With mutual funds, you can invest in stocks just like you would invest in bonds. If you have a certain amount in a mutual fund, then the fund’s owner wants you to invest in the stocks in that fund. As the fund’s owner invests in stocks in the fund, the stock prices in the fund rise. As the stock prices rise, the interest paid on your investment increases, and you can buy more stock.
How mutual funds work
You can buy shares in a mutual fund through a bank, brokerage firm, or brokerage firm like Merrill Lynch or Fidelity. The fund owner is called an investor, and the fund pays him or her an annual fee. The fund owner is the main beneficiary of your investment.
For example, Vanguard Group, the world’s biggest mutual fund company, has $4.5 trillion in assets under management. Vanguard manages nearly $15 billion in shares, but more than $4.5 trillion of that is in mutual funds. Because of the fees the fund company charges, Vanguard takes a big hit every time it buys and sells shares, plus there’s the interest on your investment. Mutual funds allow you to buy the largest percentage of a particular type of stock, such as the S&P 500 or Dow Jones industrial average. That way, you have the best interest of the entire company in mind. You can buy shares in the fund at any time, even when the price of the fund is not very high. You can sell shares at any time, even when the price of the fund is very high, but there’s still some extra money for the fund. When you invest in a mutual fund, you are basically renting the shares from the fund company. You pay the fee of the fund company, plus some interest.

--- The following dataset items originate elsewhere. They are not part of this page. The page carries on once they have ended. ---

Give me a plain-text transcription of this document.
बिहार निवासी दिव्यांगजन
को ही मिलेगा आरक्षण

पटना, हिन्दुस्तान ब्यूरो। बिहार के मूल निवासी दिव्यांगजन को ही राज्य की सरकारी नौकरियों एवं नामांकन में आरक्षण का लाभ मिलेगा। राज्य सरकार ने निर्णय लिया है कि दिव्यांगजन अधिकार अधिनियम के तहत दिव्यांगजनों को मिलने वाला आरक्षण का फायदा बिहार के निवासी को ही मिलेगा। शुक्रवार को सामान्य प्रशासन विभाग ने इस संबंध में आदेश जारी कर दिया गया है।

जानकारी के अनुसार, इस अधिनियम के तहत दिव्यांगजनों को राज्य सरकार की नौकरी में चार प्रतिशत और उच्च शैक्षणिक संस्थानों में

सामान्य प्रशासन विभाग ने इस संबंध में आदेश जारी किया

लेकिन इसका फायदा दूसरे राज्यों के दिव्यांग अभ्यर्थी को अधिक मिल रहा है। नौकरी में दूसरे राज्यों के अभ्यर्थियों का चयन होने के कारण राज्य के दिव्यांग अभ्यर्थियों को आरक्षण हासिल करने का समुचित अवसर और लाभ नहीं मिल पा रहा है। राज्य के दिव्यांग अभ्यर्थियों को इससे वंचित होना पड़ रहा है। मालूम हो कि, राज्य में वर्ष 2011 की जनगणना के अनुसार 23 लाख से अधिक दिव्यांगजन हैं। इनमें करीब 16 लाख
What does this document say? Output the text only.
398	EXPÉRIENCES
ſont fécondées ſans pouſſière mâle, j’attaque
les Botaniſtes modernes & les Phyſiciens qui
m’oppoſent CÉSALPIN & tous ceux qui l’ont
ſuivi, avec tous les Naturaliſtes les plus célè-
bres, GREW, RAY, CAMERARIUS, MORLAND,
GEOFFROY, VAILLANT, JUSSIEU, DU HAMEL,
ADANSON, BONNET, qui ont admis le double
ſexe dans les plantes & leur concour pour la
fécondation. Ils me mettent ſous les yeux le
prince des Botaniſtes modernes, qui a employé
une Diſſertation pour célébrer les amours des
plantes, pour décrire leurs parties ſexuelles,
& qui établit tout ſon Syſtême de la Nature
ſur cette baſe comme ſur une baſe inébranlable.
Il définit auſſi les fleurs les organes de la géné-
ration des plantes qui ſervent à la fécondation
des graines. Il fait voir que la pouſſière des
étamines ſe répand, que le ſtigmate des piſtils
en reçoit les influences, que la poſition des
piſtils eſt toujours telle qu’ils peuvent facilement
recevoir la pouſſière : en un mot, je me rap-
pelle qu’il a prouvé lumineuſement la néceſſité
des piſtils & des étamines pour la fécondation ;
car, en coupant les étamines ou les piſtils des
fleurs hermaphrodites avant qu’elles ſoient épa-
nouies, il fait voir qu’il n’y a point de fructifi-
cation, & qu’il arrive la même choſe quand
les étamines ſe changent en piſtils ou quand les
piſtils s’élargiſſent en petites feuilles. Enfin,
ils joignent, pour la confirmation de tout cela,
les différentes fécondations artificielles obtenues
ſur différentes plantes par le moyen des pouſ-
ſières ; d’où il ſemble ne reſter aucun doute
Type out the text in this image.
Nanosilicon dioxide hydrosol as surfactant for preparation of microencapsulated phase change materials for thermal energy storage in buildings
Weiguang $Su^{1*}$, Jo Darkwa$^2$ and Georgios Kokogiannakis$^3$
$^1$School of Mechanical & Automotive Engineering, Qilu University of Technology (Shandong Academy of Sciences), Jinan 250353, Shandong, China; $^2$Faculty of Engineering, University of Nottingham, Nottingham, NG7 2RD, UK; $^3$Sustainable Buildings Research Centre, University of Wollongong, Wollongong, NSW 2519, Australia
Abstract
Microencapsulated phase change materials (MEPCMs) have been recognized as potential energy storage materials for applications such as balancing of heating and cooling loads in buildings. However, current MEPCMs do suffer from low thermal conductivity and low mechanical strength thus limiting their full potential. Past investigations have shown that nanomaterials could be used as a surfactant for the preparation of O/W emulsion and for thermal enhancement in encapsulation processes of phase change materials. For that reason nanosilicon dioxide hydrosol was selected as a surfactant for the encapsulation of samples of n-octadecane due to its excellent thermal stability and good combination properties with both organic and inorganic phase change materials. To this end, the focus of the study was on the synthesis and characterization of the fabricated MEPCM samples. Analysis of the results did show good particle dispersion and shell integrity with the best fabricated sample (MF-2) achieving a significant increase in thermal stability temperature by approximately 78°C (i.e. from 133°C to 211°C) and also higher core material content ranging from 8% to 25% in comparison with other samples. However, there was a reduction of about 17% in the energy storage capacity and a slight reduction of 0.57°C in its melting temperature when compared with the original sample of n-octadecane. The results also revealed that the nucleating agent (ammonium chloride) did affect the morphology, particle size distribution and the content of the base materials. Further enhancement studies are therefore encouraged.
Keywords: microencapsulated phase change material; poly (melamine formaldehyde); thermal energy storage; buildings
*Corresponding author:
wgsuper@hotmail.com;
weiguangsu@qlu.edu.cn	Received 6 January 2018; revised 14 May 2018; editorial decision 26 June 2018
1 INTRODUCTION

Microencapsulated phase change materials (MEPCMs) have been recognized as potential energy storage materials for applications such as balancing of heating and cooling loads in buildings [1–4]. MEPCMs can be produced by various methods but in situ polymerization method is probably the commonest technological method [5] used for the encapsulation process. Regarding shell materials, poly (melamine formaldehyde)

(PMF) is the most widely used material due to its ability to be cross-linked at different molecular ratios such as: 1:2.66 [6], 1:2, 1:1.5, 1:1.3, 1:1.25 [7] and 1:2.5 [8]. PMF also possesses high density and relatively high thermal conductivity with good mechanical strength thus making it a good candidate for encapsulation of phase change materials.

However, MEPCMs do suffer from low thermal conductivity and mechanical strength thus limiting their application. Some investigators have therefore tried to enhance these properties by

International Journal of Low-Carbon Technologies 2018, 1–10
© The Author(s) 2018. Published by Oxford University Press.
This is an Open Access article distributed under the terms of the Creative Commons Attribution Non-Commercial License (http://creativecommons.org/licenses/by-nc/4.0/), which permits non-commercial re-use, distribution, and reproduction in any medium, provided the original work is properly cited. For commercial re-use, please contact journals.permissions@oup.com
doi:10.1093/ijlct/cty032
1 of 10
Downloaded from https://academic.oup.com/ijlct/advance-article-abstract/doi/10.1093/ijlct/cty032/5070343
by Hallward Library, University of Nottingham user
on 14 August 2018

The fee is just the interest you pay on your investment, minus the fees the fund company charges. If you bought the same shares for the same price before the market dipped and sold them at the higher price, you would have earned around 8% a year, but by investing in a fund, you are only charged the interest rate of the fund company.
In fact, there are plenty of funds with interest rates as low as zero per year. Why not just get in on that?
Many people are under the impression that mutual funds are investment vehicles that cost you a huge amount of money. But you need to be very careful about trusting your money to a mutual fund manager. Some managers are crooked, and their schemes can be very complex. They do not pay you, or even share what they charge you for fees. If you invest in an index fund, you will not see any fees. Instead of investing in an index fund, you should just invest in a portfolio of stocks in a stock index fund. Investing in index funds lets you invest in many stocks that share a common market, even if they do not all trade in the same market.